Mathematical computation involves performing calculations based on mathematical operations and formulas. To compute means to use arithmetic or algorithms to figure out a specific numerical result. In our exercise, we are computing the area of a circle given its radius.
The area formula is applied by using precise arithmetic: this involves multiplication, powers, and approximating constants like \( \pi \).
By focusing correctly on arithmetic order and simplifications, you can achieve accurate results.

• Start with powers: Calculate the square of the radius, \( r^2 \).
• Follow with multiplication: Multiply this by \( \pi \) (approximately 3.14159).
• Apply rounding: Adopt rounding as necessary to meet precision needs, like rounding to the nearest hundredth.

The substitution method is a straightforward technique used to find solutions for variables by replacing them with specific values. In mathematical computation, this method involves inserting certain numbers into given formulas or equations.
In this exercise, radius values are substituted into the circle area formula \( A(r) = \pi r^2 \). Let's look at how substitution helps in determining different circle areas:

• Choose the value for \( r \), the radius.
• Substitute \( r \) into the formula: In \( A(2) = \pi \times 2^2 \), \( r = 2 \).
• Calculate the expression: Perform mathematical operations like squaring and multiplying.
• Repeat for each new radius value: This allows for finding areas of different circles.

Substitution helps in actively engaging with equations, enabling steps towards concrete numerical results.

Rounding numbers is a method used to simplify figures, making them easier to communicate and use. For this exercise, answers are rounded to the nearest hundredth to ensure clarity and consistency.
Here’s how rounding typically works: Identify the digit at the desired place value, look at the digit to its right, and decide if it remains the same or increases. For instance,

• If the digit to the right is 5 or greater, increase the target digit by 1, e.g., 12.56636 becomes 12.57.
• If less than 5, leave the target digit as is, e.g., 28.27431 becomes 28.27.

This operation is pivotal in mathematical computation to ascertain readability and accuracy of results.

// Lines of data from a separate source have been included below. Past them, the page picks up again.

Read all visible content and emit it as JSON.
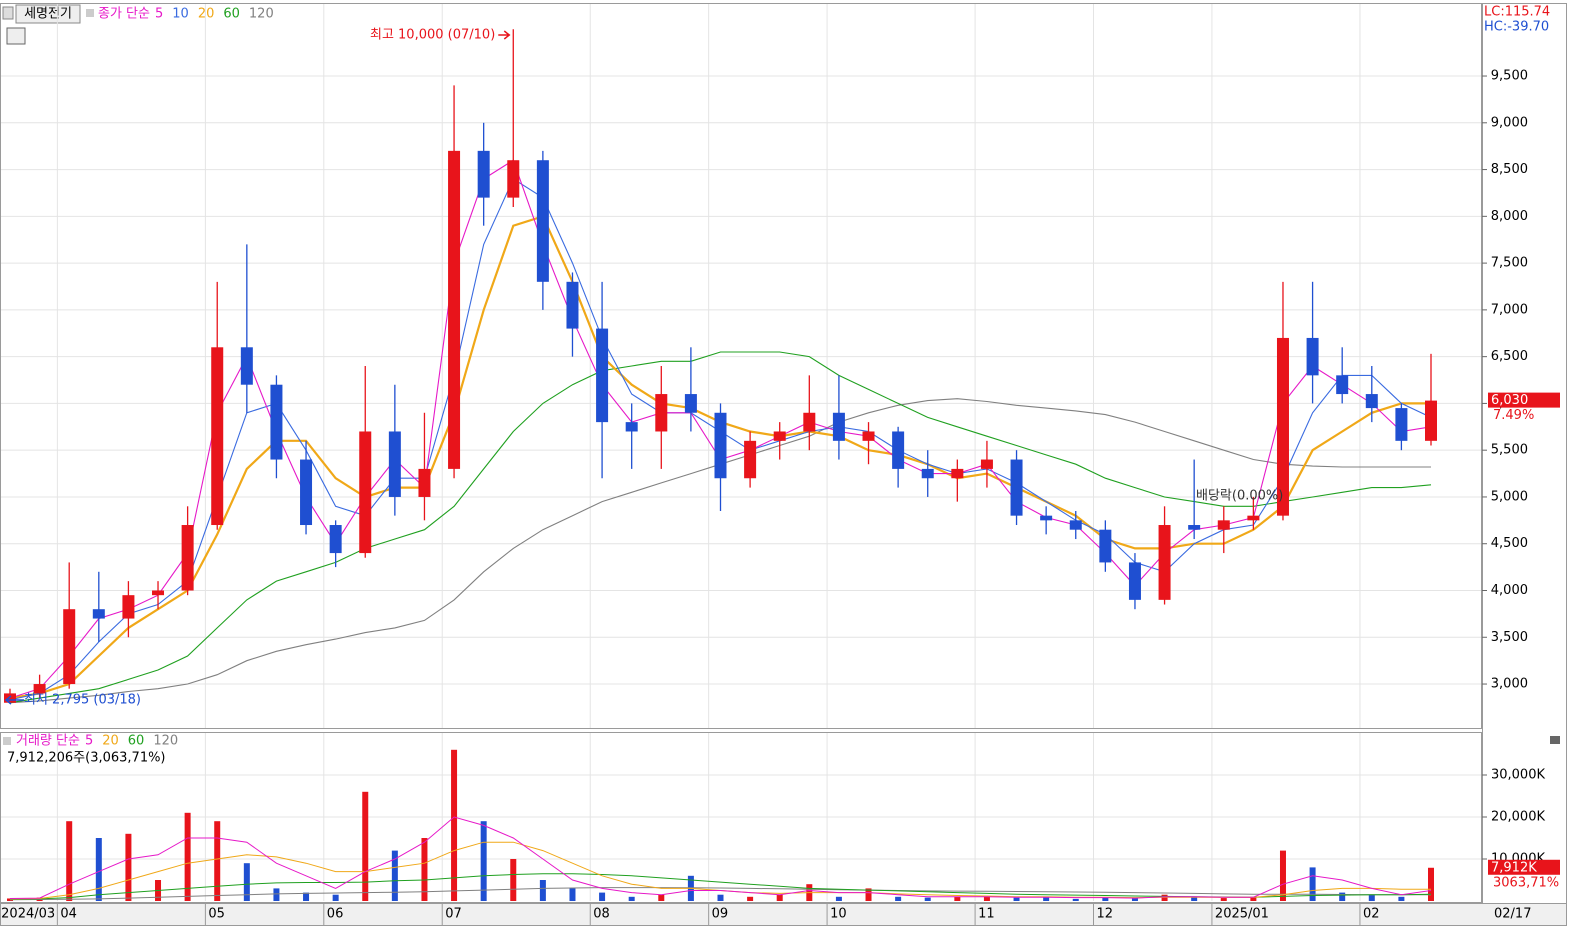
{
  "chart_data": {
    "type": "candlestick",
    "stock_name": "세명전기",
    "price_legend_label": "종가 단순",
    "lc": "LC:115.74",
    "hc": "HC:-39.70",
    "high_label": "최고 10,000 (07/10)",
    "low_label": "최저 2,795 (03/18)",
    "ex_dividend_label": "배당락(0.00%)",
    "last_price": {
      "value": 6030,
      "label": "6,030"
    },
    "change": "7.49%",
    "x_end_label": "02/17",
    "categories": [
      "2024/03",
      null,
      "04",
      null,
      null,
      null,
      null,
      "05",
      null,
      null,
      null,
      "06",
      null,
      null,
      null,
      "07",
      null,
      null,
      null,
      null,
      "08",
      null,
      null,
      null,
      "09",
      null,
      null,
      null,
      "10",
      null,
      null,
      null,
      null,
      "11",
      null,
      null,
      null,
      "12",
      null,
      null,
      null,
      "2025/01",
      null,
      null,
      null,
      null,
      "02",
      null,
      null
    ],
    "open": [
      2800,
      2900,
      3000,
      3800,
      3700,
      3950,
      4000,
      4700,
      6600,
      6200,
      5400,
      4700,
      4400,
      5700,
      5000,
      5300,
      8700,
      8200,
      8600,
      7300,
      6800,
      5800,
      5700,
      6100,
      5900,
      5200,
      5600,
      5700,
      5900,
      5600,
      5700,
      5300,
      5200,
      5300,
      5400,
      4800,
      4750,
      4650,
      4300,
      3900,
      4700,
      4650,
      4750,
      4800,
      6700,
      6300,
      6100,
      5950,
      5600
    ],
    "high": [
      2950,
      3100,
      4300,
      4200,
      4100,
      4100,
      4900,
      7300,
      7700,
      6300,
      5600,
      4750,
      6400,
      6200,
      5900,
      9400,
      9000,
      10000,
      8700,
      7400,
      7300,
      6000,
      6400,
      6600,
      6000,
      5700,
      5800,
      6300,
      6300,
      5800,
      5750,
      5500,
      5400,
      5600,
      5500,
      4900,
      4850,
      4750,
      4400,
      4900,
      5400,
      4900,
      5000,
      7300,
      7300,
      6600,
      6400,
      6000,
      6530
    ],
    "low": [
      2795,
      2850,
      2950,
      3450,
      3500,
      3800,
      3950,
      4650,
      5900,
      5200,
      4600,
      4250,
      4350,
      4800,
      4750,
      5200,
      7900,
      8100,
      7000,
      6500,
      5200,
      5300,
      5300,
      5700,
      4850,
      5100,
      5400,
      5500,
      5400,
      5350,
      5100,
      5000,
      4950,
      5100,
      4700,
      4600,
      4550,
      4200,
      3800,
      3850,
      4550,
      4400,
      4650,
      4750,
      6000,
      6000,
      5800,
      5500,
      5550
    ],
    "close": [
      2900,
      3000,
      3800,
      3700,
      3950,
      4000,
      4700,
      6600,
      6200,
      5400,
      4700,
      4400,
      5700,
      5000,
      5300,
      8700,
      8200,
      8600,
      7300,
      6800,
      5800,
      5700,
      6100,
      5900,
      5200,
      5600,
      5700,
      5900,
      5600,
      5700,
      5300,
      5200,
      5300,
      5400,
      4800,
      4750,
      4650,
      4300,
      3900,
      4700,
      4650,
      4750,
      4800,
      6700,
      6300,
      6100,
      5950,
      5600,
      6030
    ],
    "series": [
      {
        "name": "5",
        "color": "#e619c8",
        "values": [
          2850,
          2950,
          3300,
          3700,
          3800,
          3950,
          4400,
          5900,
          6500,
          5700,
          5000,
          4500,
          5000,
          5400,
          5100,
          7500,
          8400,
          8600,
          7700,
          6900,
          6200,
          5800,
          5900,
          5900,
          5400,
          5500,
          5650,
          5800,
          5700,
          5650,
          5400,
          5250,
          5250,
          5350,
          4950,
          4780,
          4700,
          4400,
          4050,
          4400,
          4650,
          4700,
          4780,
          6000,
          6400,
          6200,
          6000,
          5700,
          5750
        ]
      },
      {
        "name": "10",
        "color": "#3a6be0",
        "values": [
          2830,
          2900,
          3100,
          3450,
          3750,
          3850,
          4100,
          5000,
          5900,
          6000,
          5500,
          4900,
          4800,
          5200,
          5200,
          6300,
          7700,
          8400,
          8200,
          7500,
          6700,
          6100,
          5900,
          5900,
          5700,
          5500,
          5600,
          5700,
          5750,
          5700,
          5500,
          5350,
          5250,
          5300,
          5150,
          4950,
          4750,
          4600,
          4300,
          4200,
          4500,
          4650,
          4700,
          5200,
          5900,
          6300,
          6300,
          6000,
          5850
        ]
      },
      {
        "name": "20",
        "color": "#f0a818",
        "values": [
          2850,
          2900,
          3000,
          3300,
          3600,
          3800,
          4000,
          4600,
          5300,
          5600,
          5600,
          5200,
          5000,
          5100,
          5100,
          5900,
          7000,
          7900,
          8000,
          7300,
          6500,
          6200,
          6000,
          5950,
          5800,
          5700,
          5650,
          5700,
          5650,
          5500,
          5450,
          5350,
          5200,
          5250,
          5100,
          4950,
          4800,
          4550,
          4450,
          4450,
          4500,
          4500,
          4650,
          4900,
          5500,
          5700,
          5900,
          6000,
          6000
        ]
      },
      {
        "name": "60",
        "color": "#20a020",
        "values": [
          2800,
          2850,
          2900,
          2950,
          3050,
          3150,
          3300,
          3600,
          3900,
          4100,
          4200,
          4300,
          4450,
          4550,
          4650,
          4900,
          5300,
          5700,
          6000,
          6200,
          6350,
          6400,
          6450,
          6450,
          6550,
          6550,
          6550,
          6500,
          6300,
          6150,
          6000,
          5850,
          5750,
          5650,
          5550,
          5450,
          5350,
          5200,
          5100,
          5000,
          4950,
          4900,
          4900,
          4950,
          5000,
          5050,
          5100,
          5100,
          5130
        ]
      },
      {
        "name": "120",
        "color": "#808080",
        "values": [
          2800,
          2820,
          2850,
          2880,
          2920,
          2950,
          3000,
          3100,
          3250,
          3350,
          3420,
          3480,
          3550,
          3600,
          3680,
          3900,
          4200,
          4450,
          4650,
          4800,
          4950,
          5050,
          5150,
          5250,
          5350,
          5450,
          5550,
          5650,
          5800,
          5900,
          5980,
          6030,
          6050,
          6020,
          5980,
          5950,
          5920,
          5880,
          5800,
          5700,
          5600,
          5500,
          5400,
          5350,
          5330,
          5320,
          5320,
          5320,
          5320
        ]
      }
    ],
    "up_color": "#e8141b",
    "down_color": "#1f4fd1",
    "ylim": [
      2530,
      10270
    ],
    "yticks": [
      {
        "value": 3000,
        "label": "3,000"
      },
      {
        "value": 3500,
        "label": "3,500"
      },
      {
        "value": 4000,
        "label": "4,000"
      },
      {
        "value": 4500,
        "label": "4,500"
      },
      {
        "value": 5000,
        "label": "5,000"
      },
      {
        "value": 5500,
        "label": "5,500"
      },
      {
        "value": 6000,
        "label": "6,000"
      },
      {
        "value": 6500,
        "label": "6,500"
      },
      {
        "value": 7000,
        "label": "7,000"
      },
      {
        "value": 7500,
        "label": "7,500"
      },
      {
        "value": 8000,
        "label": "8,000"
      },
      {
        "value": 8500,
        "label": "8,500"
      },
      {
        "value": 9000,
        "label": "9,000"
      },
      {
        "value": 9500,
        "label": "9,500"
      }
    ],
    "grid": true,
    "volume": {
      "legend_label": "거래량 단순",
      "info": "7,912,206주(3,063,71%)",
      "last_volume": {
        "value": 7912,
        "label": "7,912K"
      },
      "ratio": "3063,71%",
      "values": [
        600,
        800,
        19000,
        15000,
        16000,
        5000,
        21000,
        19000,
        9000,
        3000,
        2000,
        1500,
        26000,
        12000,
        15000,
        36000,
        19000,
        10000,
        5000,
        3000,
        2000,
        1000,
        1500,
        6000,
        1500,
        1000,
        1500,
        4000,
        1000,
        3000,
        1000,
        800,
        1000,
        1000,
        800,
        1000,
        500,
        800,
        600,
        1500,
        1000,
        700,
        900,
        12000,
        8000,
        2000,
        1500,
        1000,
        7912
      ],
      "series": [
        {
          "name": "5",
          "color": "#e619c8",
          "values": [
            600,
            700,
            4000,
            7000,
            10000,
            11000,
            15000,
            15000,
            14000,
            9000,
            6000,
            3000,
            7000,
            10000,
            14000,
            20000,
            18000,
            15000,
            10000,
            5000,
            3000,
            2000,
            1500,
            2500,
            2500,
            2000,
            1500,
            2500,
            2000,
            2000,
            1500,
            1000,
            1000,
            1000,
            900,
            900,
            800,
            800,
            700,
            1000,
            1000,
            900,
            900,
            4000,
            6000,
            5000,
            3000,
            1500,
            2500
          ]
        },
        {
          "name": "20",
          "color": "#f0a818",
          "values": [
            500,
            600,
            1500,
            3000,
            5000,
            7000,
            9000,
            10000,
            11000,
            10500,
            9000,
            7000,
            7000,
            8000,
            9000,
            12000,
            14000,
            14000,
            12000,
            9000,
            6000,
            4000,
            3000,
            3000,
            2500,
            2000,
            1800,
            2000,
            2000,
            2000,
            1700,
            1500,
            1300,
            1200,
            1000,
            1000,
            900,
            900,
            800,
            900,
            900,
            850,
            850,
            1500,
            2500,
            3000,
            3000,
            2800,
            2800
          ]
        },
        {
          "name": "60",
          "color": "#20a020",
          "values": [
            400,
            500,
            800,
            1500,
            2000,
            2500,
            3000,
            3500,
            4000,
            4300,
            4400,
            4400,
            4500,
            4800,
            5000,
            5500,
            6000,
            6300,
            6500,
            6500,
            6300,
            6000,
            5500,
            5000,
            4500,
            4000,
            3500,
            3000,
            2800,
            2600,
            2400,
            2200,
            2000,
            1800,
            1600,
            1500,
            1400,
            1300,
            1200,
            1100,
            1000,
            950,
            900,
            1100,
            1300,
            1400,
            1500,
            1500,
            1600
          ]
        },
        {
          "name": "120",
          "color": "#808080",
          "values": [
            300,
            350,
            400,
            500,
            700,
            900,
            1100,
            1300,
            1500,
            1700,
            1800,
            1900,
            2000,
            2100,
            2200,
            2400,
            2600,
            2800,
            3000,
            3100,
            3200,
            3200,
            3200,
            3150,
            3100,
            3000,
            2900,
            2800,
            2700,
            2600,
            2500,
            2400,
            2350,
            2300,
            2250,
            2200,
            2150,
            2100,
            2000,
            1900,
            1800,
            1700,
            1600,
            1600,
            1600,
            1550,
            1500,
            1500,
            1500
          ]
        }
      ],
      "ylim": [
        0,
        40000
      ],
      "yticks": [
        {
          "value": 10000,
          "label": "10,000K"
        },
        {
          "value": 20000,
          "label": "20,000K"
        },
        {
          "value": 30000,
          "label": "30,000K"
        }
      ]
    }
  }
}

It's a fine balance between precision and simplicity.

The radius of a circle is the key measurement from its center to any point on its circumference. Knowing this, the radius is fundamental to determining the circle's size and area.
The formula \( A(r) = \pi r^2 \) shows that the area is directly affected by the square of the radius:

• The larger the radius, the larger the square portion \( (r^2) \), hence a larger area.
• Since the radius defines dimensions in other circular-related expressions (like circumference), it’s crucial in various geometrical contexts.
• It simplifies calculations: By understanding the relationship between smaller radii and squares, estimations become intuitive.

Grasping what the radius means allows for a better understanding of how it influences the size and other properties of circular shapes.